I explain about the newspaper clipping and how it has me spooked.

Jane’s thoughtful for a minute. “Hmm, I guess it does sound like it’s someone who knows you. Though there is the possibility that it could be a stranger who is really committed to digging up relics from your past.”

“I am a nobody! Just some girl who writes for some website. I refuse to believe that someone out there who has never even met me is demented enough to do all of this: to figure out where I grew up; to travel to the local Stanton, Connecticut, library; and to copy microfiche from 1992 so they can scan it into the Internet to prove a point,” I say.

“You never know. But you’re probably right, so let’s put our thinking caps on. Is it that girl who was dating Roger when you made out with him on your twenty-first birthday?” Jane asks.

“OMG, soul mates!” I laugh. “I thought of her, too. But I would hope that she’s over something that happened one night four years ago.”

“What about that weird girl who was in our French hypertextualism class? The one with the midget hands?” Jane waves her hands around for extra effect.

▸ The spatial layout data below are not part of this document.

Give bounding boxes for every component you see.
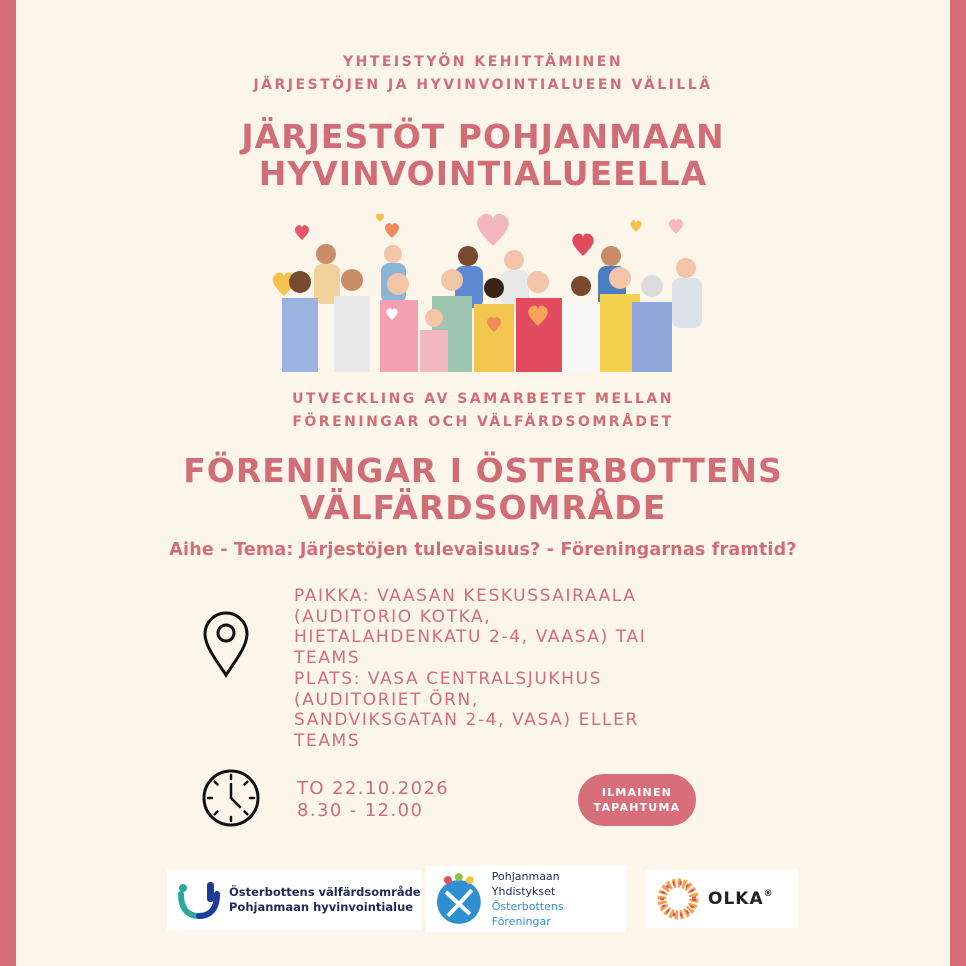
finnish-title-line-1: JÄRJESTÖT POHJANMAAN [241,117,725,156]
event-time [297,778,449,822]
welfare-area-logo-icon [177,880,223,920]
associations-logo-icon [432,872,486,926]
event-date: TO 22.10.2026 [297,778,450,799]
location-sv-line-1: PLATS: VASA CENTRALSJUKHUS [294,668,602,689]
finnish-kicker-line-2: JÄRJESTÖJEN JA HYVINVOINTIALUEEN VÄLILLÄ [253,77,713,93]
olka-logo [646,870,798,928]
location-fi-line-2: (AUDITORIO KOTKA, [294,606,492,627]
swedish-title [16,452,950,526]
free-event-badge [578,774,696,826]
swedish-kicker [16,388,950,434]
location-sv-line-4: TEAMS [294,730,361,751]
badge-line-2: TAPAHTUMA [593,801,681,814]
welfare-logo-line-1: Österbottens välfärdsområde [229,885,421,899]
theme-line: Aihe - Tema: Järjestöjen tulevaisuus? - Föreningarnas framtid? [169,540,797,560]
swedish-title-line-2: VÄLFÄRDSOMRÅDE [299,488,667,527]
location-sv-line-3: SANDVIKSGATAN 2-4, VASA) ELLER [294,710,639,731]
associations-logo [426,866,626,932]
welfare-area-logo [167,870,421,930]
location-sv-line-2: (AUDITORIET ÖRN, [294,689,479,710]
finnish-kicker-line-1: YHTEISTYÖN KEHITTÄMINEN [342,54,624,70]
location-fi-line-4: TEAMS [294,648,361,669]
finnish-title [16,118,950,192]
finnish-title-line-2: HYVINVOINTIALUEELLA [258,154,708,193]
location-pin-icon [202,610,250,678]
clock-icon [201,768,261,828]
event-hours: 8.30 - 12.00 [297,800,424,821]
olka-logo-ring-icon [656,877,700,921]
olka-logo-text: OLKA [708,889,764,909]
welfare-logo-line-2: Pohjanmaan hyvinvointialue [229,900,414,914]
associations-logo-line-2: Österbottens Föreningar [491,900,564,928]
swedish-title-line-1: FÖRENINGAR I ÖSTERBOTTENS [183,451,783,490]
location-details [294,586,754,752]
location-fi-line-1: PAIKKA: VAASAN KESKUSSAIRAALA [294,586,637,606]
poster-panel [16,0,950,966]
finnish-kicker [16,51,950,97]
associations-logo-line-1: Pohjanmaan Yhdistykset [491,870,560,898]
swedish-kicker-line-2: FÖRENINGAR OCH VÄLFÄRDSOMRÅDET [292,414,674,430]
olka-registered-mark: ® [763,889,774,899]
location-fi-line-3: HIETALAHDENKATU 2-4, VAASA) TAI [294,627,647,648]
swedish-kicker-line-1: UTVECKLING AV SAMARBETET MELLAN [292,391,674,407]
crowd-illustration [256,208,726,372]
badge-line-1: ILMAINEN [601,786,673,799]
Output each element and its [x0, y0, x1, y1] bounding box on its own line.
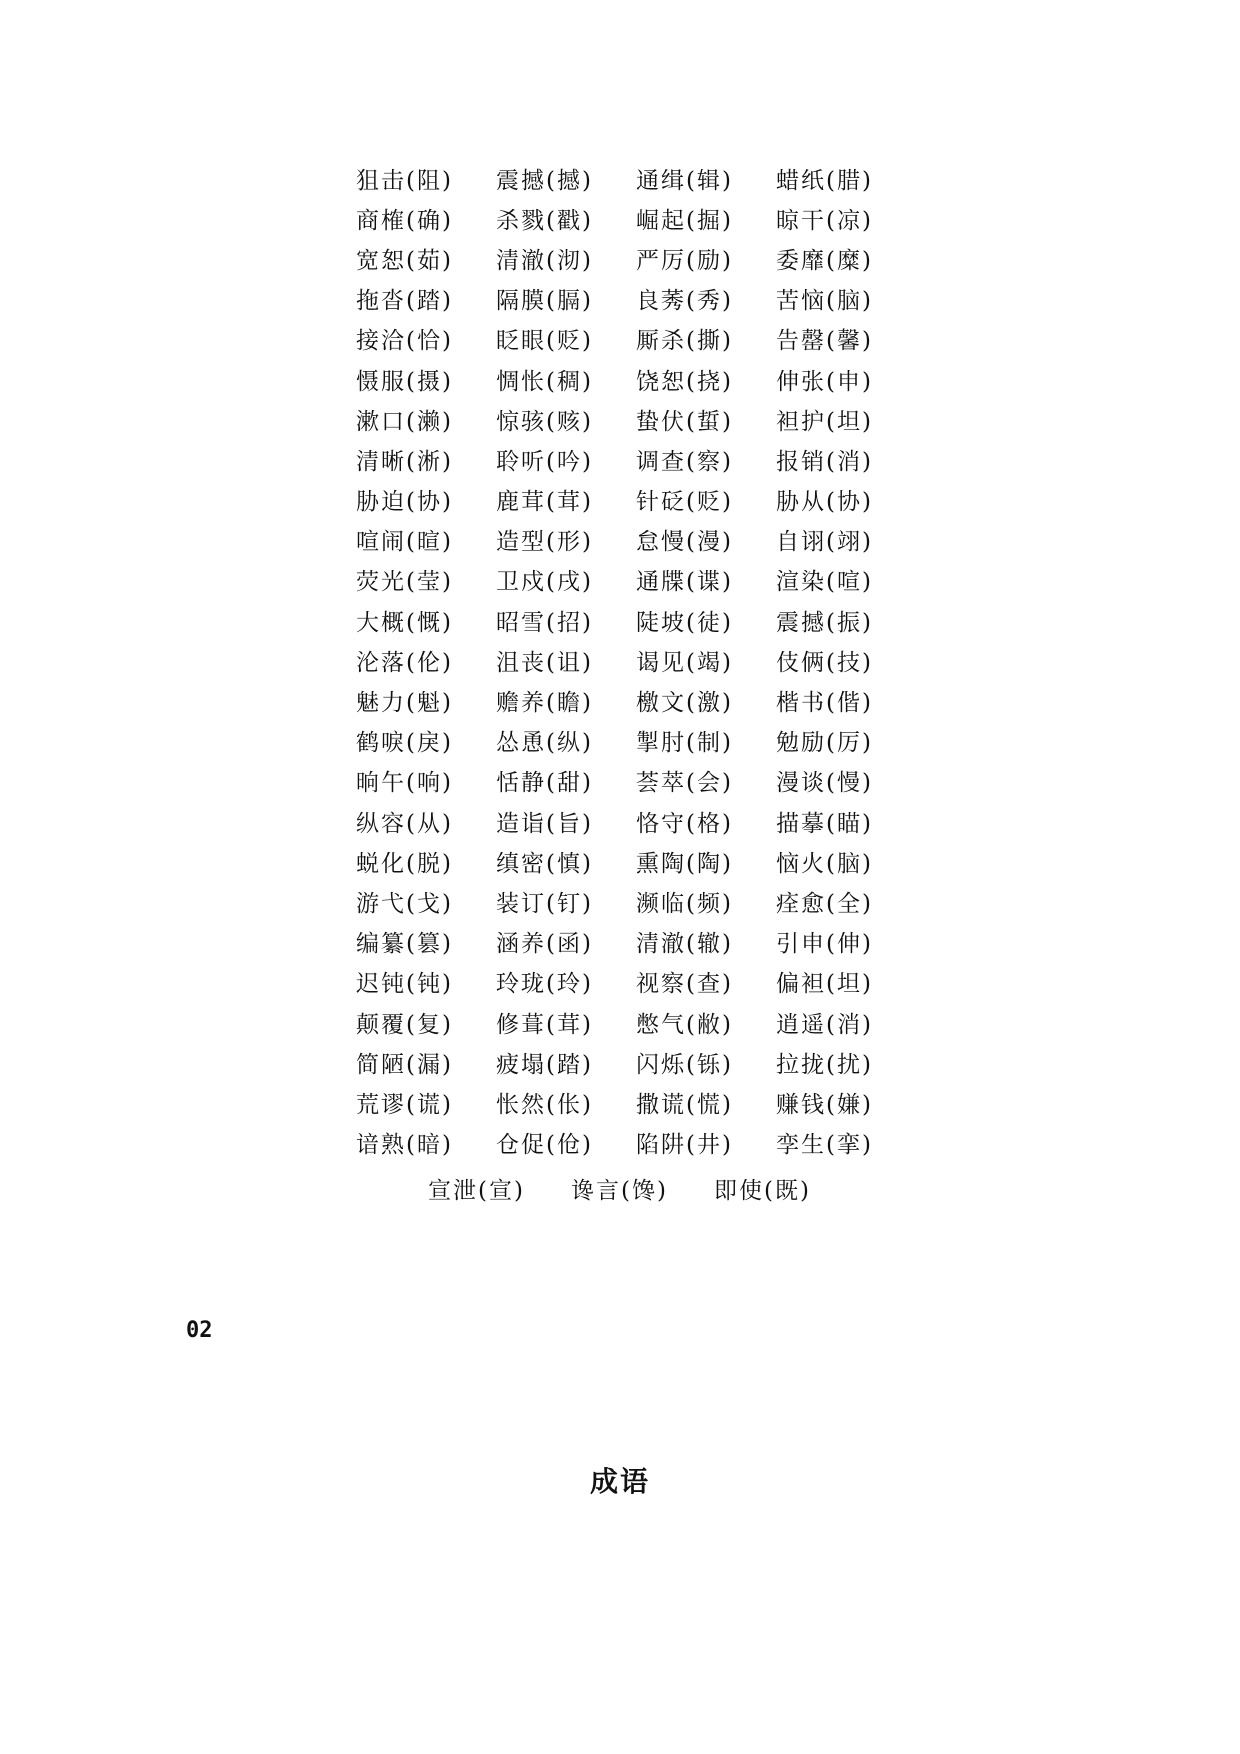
word-entry: 漫谈(慢) [776, 770, 873, 797]
word-entry: 厮杀(撕) [636, 328, 733, 355]
word-entry: 聆听(吟) [496, 448, 593, 475]
word-entry: 恼火(脑) [776, 850, 873, 877]
word-entry: 伸张(申) [776, 368, 873, 395]
word-row [356, 721, 916, 761]
word-entry: 荟萃(会) [636, 770, 733, 797]
word-row [356, 238, 916, 278]
word-entry: 赡养(瞻) [496, 690, 593, 717]
word-entry: 宽恕(茹) [356, 247, 453, 274]
word-entry: 报销(消) [776, 448, 873, 475]
word-entry: 清澈(辙) [636, 931, 733, 958]
word-entry: 通缉(辑) [636, 167, 733, 194]
word-entry: 陡坡(徒) [636, 609, 733, 636]
word-entry: 晌午(响) [356, 770, 453, 797]
word-entry: 陷阱(井) [636, 1132, 733, 1159]
word-entry: 袒护(坦) [776, 408, 873, 435]
word-entry: 鹤唳(戾) [356, 730, 453, 757]
word-entry: 商榷(确) [356, 207, 453, 234]
word-entry: 惆怅(稠) [496, 368, 593, 395]
word-entry: 装订(钉) [496, 890, 593, 917]
word-entry: 调查(察) [636, 448, 733, 475]
word-entry: 宣泄(宣) [428, 1177, 525, 1204]
word-entry: 伎俩(技) [776, 649, 873, 676]
word-entry: 晾干(凉) [776, 207, 873, 234]
word-entry: 荒谬(谎) [356, 1091, 453, 1118]
word-row [356, 520, 916, 560]
word-entry: 掣肘(制) [636, 730, 733, 757]
word-entry: 简陋(漏) [356, 1051, 453, 1078]
word-entry: 自诩(翊) [776, 529, 873, 556]
word-entry: 疲塌(踏) [496, 1051, 593, 1078]
word-entry: 良莠(秀) [636, 288, 733, 315]
word-entry: 怂恿(纵) [496, 730, 593, 757]
word-entry: 荧光(莹) [356, 569, 453, 596]
word-entry: 接洽(恰) [356, 328, 453, 355]
word-entry: 编纂(篡) [356, 931, 453, 958]
word-entry: 檄文(激) [636, 690, 733, 717]
word-entry: 慑服(摄) [356, 368, 453, 395]
word-entry: 玲珑(玲) [496, 971, 593, 998]
word-row [356, 881, 916, 921]
word-entry: 引申(伸) [776, 931, 873, 958]
word-entry: 闪烁(铄) [636, 1051, 733, 1078]
word-entry: 视察(查) [636, 971, 733, 998]
word-entry: 偏袒(坦) [776, 971, 873, 998]
word-entry: 涵养(函) [496, 931, 593, 958]
word-entry: 勉励(厉) [776, 730, 873, 757]
word-entry: 怠慢(漫) [636, 529, 733, 556]
word-entry: 震撼(撼) [496, 167, 593, 194]
word-entry: 沦落(伦) [356, 649, 453, 676]
word-row [356, 600, 916, 640]
word-entry: 蜡纸(腊) [776, 167, 873, 194]
word-row [356, 319, 916, 359]
word-row [356, 480, 916, 520]
word-correction-list [356, 158, 916, 1163]
word-row [356, 680, 916, 720]
word-entry: 缜密(慎) [496, 850, 593, 877]
word-entry: 逍遥(消) [776, 1011, 873, 1038]
word-entry: 苦恼(脑) [776, 288, 873, 315]
word-entry: 楷书(偕) [776, 690, 873, 717]
word-row [356, 1042, 916, 1082]
word-entry: 大概(慨) [356, 609, 453, 636]
word-row [356, 962, 916, 1002]
word-row [356, 158, 916, 198]
word-entry: 谒见(竭) [636, 649, 733, 676]
word-entry: 魅力(魁) [356, 690, 453, 717]
word-entry: 通牒(谍) [636, 569, 733, 596]
word-entry: 憋气(敝) [636, 1011, 733, 1038]
word-entry: 针砭(贬) [636, 489, 733, 516]
word-row [356, 1002, 916, 1042]
word-entry: 鹿茸(茸) [496, 489, 593, 516]
word-entry: 孪生(挛) [776, 1132, 873, 1159]
word-entry: 造型(形) [496, 529, 593, 556]
word-entry: 纵容(从) [356, 810, 453, 837]
word-entry: 仓促(伧) [496, 1132, 593, 1159]
word-entry: 严厉(励) [636, 247, 733, 274]
section-title: 成语 [589, 1465, 650, 1498]
word-entry: 赚钱(嫌) [776, 1091, 873, 1118]
word-entry: 造诣(旨) [496, 810, 593, 837]
word-entry: 修葺(茸) [496, 1011, 593, 1038]
word-entry: 卫戍(戌) [496, 569, 593, 596]
word-entry: 谗言(馋) [571, 1177, 668, 1204]
word-entry: 颠覆(复) [356, 1011, 453, 1038]
word-row [356, 198, 916, 238]
word-entry: 清晰(淅) [356, 448, 453, 475]
word-entry: 即使(既) [714, 1177, 811, 1204]
word-row [356, 1082, 916, 1122]
word-entry: 惊骇(赅) [496, 408, 593, 435]
word-row [356, 640, 916, 680]
word-entry: 胁从(协) [776, 489, 873, 516]
word-row [356, 922, 916, 962]
word-entry: 怅然(伥) [496, 1091, 593, 1118]
word-entry: 描摹(瞄) [776, 810, 873, 837]
word-entry: 拉拢(扰) [776, 1051, 873, 1078]
word-row [356, 359, 916, 399]
word-entry: 渲染(喧) [776, 569, 873, 596]
word-entry: 恬静(甜) [496, 770, 593, 797]
word-entry: 狙击(阻) [356, 167, 453, 194]
word-entry: 蛰伏(蜇) [636, 408, 733, 435]
word-row [356, 439, 916, 479]
word-entry: 漱口(濑) [356, 408, 453, 435]
word-row [356, 399, 916, 439]
word-entry: 恪守(格) [636, 810, 733, 837]
word-entry: 濒临(频) [636, 890, 733, 917]
word-row [356, 761, 916, 801]
word-correction-extra-row [428, 1168, 888, 1208]
word-entry: 告罄(馨) [776, 328, 873, 355]
word-entry: 谙熟(暗) [356, 1132, 453, 1159]
word-entry: 蜕化(脱) [356, 850, 453, 877]
word-row [356, 801, 916, 841]
word-entry: 撒谎(慌) [636, 1091, 733, 1118]
word-entry: 迟钝(钝) [356, 971, 453, 998]
word-entry: 昭雪(招) [496, 609, 593, 636]
word-row [356, 841, 916, 881]
word-entry: 崛起(掘) [636, 207, 733, 234]
word-entry: 痊愈(全) [776, 890, 873, 917]
word-entry: 杀戮(戳) [496, 207, 593, 234]
word-entry: 清澈(沏) [496, 247, 593, 274]
word-entry: 熏陶(陶) [636, 850, 733, 877]
section-number: 02 [186, 1318, 213, 1343]
word-row [356, 1123, 916, 1163]
word-entry: 委靡(糜) [776, 247, 873, 274]
word-row [356, 560, 916, 600]
word-entry: 震撼(振) [776, 609, 873, 636]
word-row [356, 279, 916, 319]
word-entry: 喧闹(暄) [356, 529, 453, 556]
word-entry: 眨眼(贬) [496, 328, 593, 355]
word-entry: 游弋(戈) [356, 890, 453, 917]
word-entry: 隔膜(膈) [496, 288, 593, 315]
word-entry: 胁迫(协) [356, 489, 453, 516]
word-entry: 饶恕(挠) [636, 368, 733, 395]
word-entry: 沮丧(诅) [496, 649, 593, 676]
word-entry: 拖沓(踏) [356, 288, 453, 315]
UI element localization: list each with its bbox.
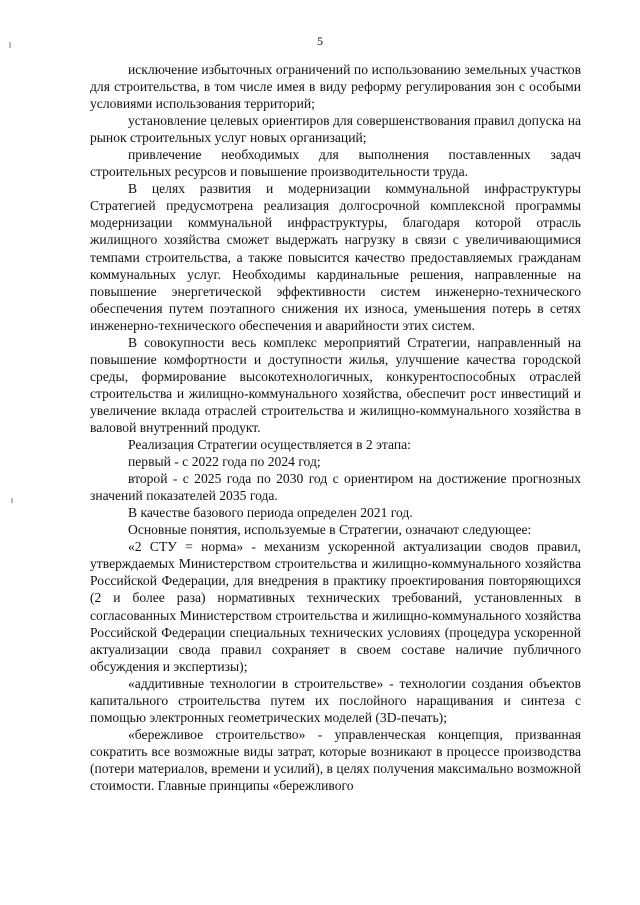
scan-edge-mark — [11, 498, 13, 503]
page-number: 5 — [317, 34, 323, 48]
paragraph-definition-lean: «бережливое строительство» - управленческая концепция, призванная сократить все возможные виды затрат, которые возникают в процессе производства (потери материалов, времени и усилий), в целях получения максимально возможной стоимости. Главные принципы «бережливого — [90, 726, 581, 793]
paragraph-definition-2stu: «2 СТУ = норма» - механизм ускоренной актуализации сводов правил, утверждаемых Министерством строительства и жилищно-коммунального хозяйства Российской Федерации, для внедрения в практику проектирования повторяющихся (2 и более раза) нормативных технических требований, установленных в согласованных Министерством строительства и жилищно-коммунального хозяйства Российской Федерации специальных технических условиях (процедура ускоренной актуализации свода правил сохраняет в своем составе наличие публичного обсуждения и экспертизы); — [90, 539, 581, 674]
paragraph-land-restrictions: исключение избыточных ограничений по использованию земельных участков для строительства, в том числе имея в виду реформу регулирования зон с особыми условиями использования территорий; — [90, 62, 581, 112]
paragraph-definition-additive: «аддитивные технологии в строительстве» - технологии создания объектов капитального строительства путем их послойного наращивания и синтеза с помощью электронных геометрических моделей (3D-печать); — [90, 675, 581, 725]
paragraph-utility-infrastructure: В целях развития и модернизации коммунальной инфраструктуры Стратегией предусмотрена реализация долгосрочной комплексной программы модернизации коммунальной инфраструктуры, благодаря которой отрасль жилищного хозяйства сможет выдержать нагрузку в связи с увеличивающимися темпами строительства, а также повысится качество предоставляемых гражданам коммунальных услуг. Необходимы кардинальные решения, направленные на повышение энергетической эффективности систем инженерно-технического обеспечения путем поэтапного снижения их износа, уменьшения потерь в сетях инженерно-технического обеспечения и аварийности этих систем. — [90, 181, 581, 333]
paragraph-definitions-intro: Основные понятия, используемые в Стратегии, означают следующее: — [128, 522, 532, 538]
paragraph-stage-two: второй - с 2025 года по 2030 год с ориентиром на достижение прогнозных значений показателей 2035 года. — [90, 471, 581, 504]
paragraph-market-admission: установление целевых ориентиров для совершенствования правил допуска на рынок строительных услуг новых организаций; — [90, 113, 581, 146]
paragraph-base-period: В качестве базового периода определен 2021 год. — [128, 505, 413, 521]
document-body — [90, 61, 581, 794]
paragraph-stage-one: первый - с 2022 года по 2024 год; — [128, 454, 321, 470]
paragraph-strategy-measures: В совокупности весь комплекс мероприятий Стратегии, направленный на повышение комфортности и доступности жилья, улучшение качества городской среды, формирование высокотехнологичных, конкурентоспособных отраслей строительства и жилищно-коммунального хозяйства, обеспечит рост инвестиций и увеличение вклада отраслей строительства и жилищно-коммунального хозяйства в валовой внутренний продукт. — [90, 334, 581, 435]
paragraph-implementation-stages: Реализация Стратегии осуществляется в 2 этапа: — [128, 437, 411, 453]
paragraph-construction-resources: привлечение необходимых для выполнения поставленных задач строительных ресурсов и повышение производительности труда. — [90, 147, 581, 180]
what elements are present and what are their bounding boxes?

“She was just weirdly obsessed with those Parisian student protests in the sixties. She wasn’t psychotic. And I don’t think she hated me.” I’m a little defensive. I already feel like so many strangers hate on me in the Chick Habit comments that the idea of a random, distant acquaintance wishing me ill makes me shift around uncomfortably, uncrossing and then recrossing my legs.